Scotland Day 5: Old Friends New Future

My final day in Scotland was spent renewing our relationships with two of our best suppliers. This family has been integral in our growth as one of America's leading sources for Single Cask Single Malt. The Laing brothers, Stewart and Fred, are really the reason we’ve been able to do what we do here at all. We owe alot to their generosity and willingness to look at this industry differently from so many of their compatriots. Over the course of the last eight years they’ve been excellent partners in this unusual and sometimes difficult business. 

I’ve always looked up to both the Laing’s. They've truly became a resource for us. When shit hits the fan these guys have always stepped up and made it work. We worked hard to gain their trust and they reward us with access to some amazing products and a small window into the very opaque world of whisky. Scotch is not an open industry. To learn the inner dealings you must tease at the edges and perhaps you'll catch a few glimpse of truth. I’m certain there are still many secrets left for me to uncover behind the copper vale, but each of these men has always answered any question honestly and thoughtfully, even when they can't answer my questions at all.

Few, save maybe George Grant, are more willing to describe the inner workings of this fascinating industry. Indeed both the Laings and the Grants, on very different sides of this industry, provide incredible insight into their respective specialties. When the Laing brothers split their stocks and their company to make room for the next generation, it was honestly a somewhat somber moment for me personally. There was something interesting about the dynamic between Fred -boisterous and effusive- and Stewart, always more reserved and stalwart.

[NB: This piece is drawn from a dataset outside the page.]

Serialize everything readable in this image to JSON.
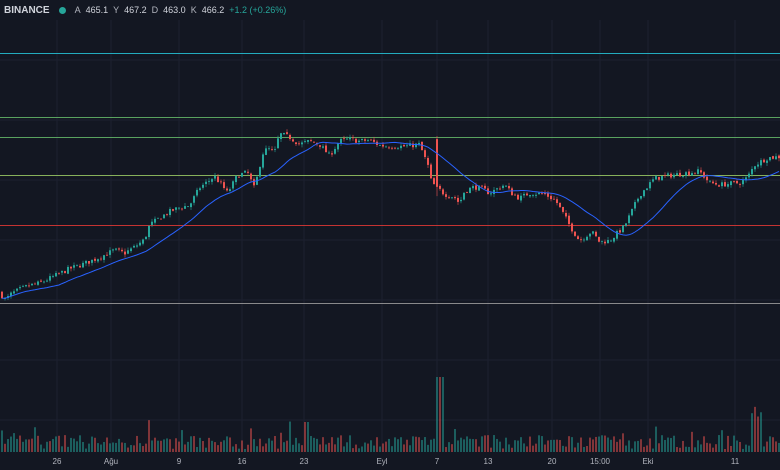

They were a fun pair. As we’ve come to meet their progeny, who have become our equal partners, I’ve realized that sometimes more is actually more. Now that the new generation is taking the reigns in both houses, there's even more opportunity then ever before. At one end, the husband and wife team of Cara Laing and Chris Leggat, a kind and dynamic duo who balance the personality perfectly of Cara’s Father Fred. And on the other the new brothers Laing, an ambitious duo as open about their dealings as their father ever was. With them this year, we finally got to peak into part of the Laing’s operations side.

A twenty minute drive from Glasgow, their small bottling hall is where countless rare and legendery casks handled. Ardbeggedon, Brorageddon, our Port Ellen Sovereign etc. It’s done all by hand. It seems absolutely tiny until I’m shuttled over to the new warehouse they’ve built across the street. While the scale seems huge, it won’t be long before Hunter Laing needs another warehouse just like it. Their operations manager Ian was there directing the crew. It will get tight in here quickly once the stills start running. Right now they’re aging grain stocks as well as finishing various malts, moving casks in from rented warehouse space, now that they command their own future. Soon they’ll fill the place with Ardnahoe. That distillery, which won’t be a tiny one, will quickly out grow the space reserved for on island aging and this is this is home base for blending and bottling. 

Honestly, I'm a bit crushed that I'll miss the Islay portion of this trip considering all the incredible stuff going on there and the hard work our old partners put in out by Port Askaig. What an incredible feat that will be, to have completed a new Islay distillery, despite the logistical nightmares that endeavor involves. I realized after I’d left that we still haven’t pre-purchased our first Ardnahoe casks. It seems that with Jim McEwan at the helm it will no doubt be spectacular spirit. You can still grab a cask yourself if you’ve got the inclination.

As my colleagues went off on a glory tour of Scotland, I spent my final hours with Douglas Laing. Sitting back in that same old tasting room where it all began, I was filled with nostalgia. The samples lined up on the giant wooden bellows, just as they’d been the first time we’d met nearly a decade before. Important people from that era were missing, but the excitement was palpable as it always is when present with this veritable buffet of godly nectars. Even on her day off, Cara nonetheless arrived as gracious and thoughtful as ever. After introducing the samples, which she’d selected and evaluated personally, she wished me the best and left Fred and I to discuss the state of our business. After nearly two hours of substantive exchange I realized I’d a flight to get on! I gathered the incredible array of samples and thanked my dear friend for his unparalleled generosity. I’m off to Gascogne to overeat. I know just the perfect thing to settle the stomach though, a glorious glass of Gascogne gold.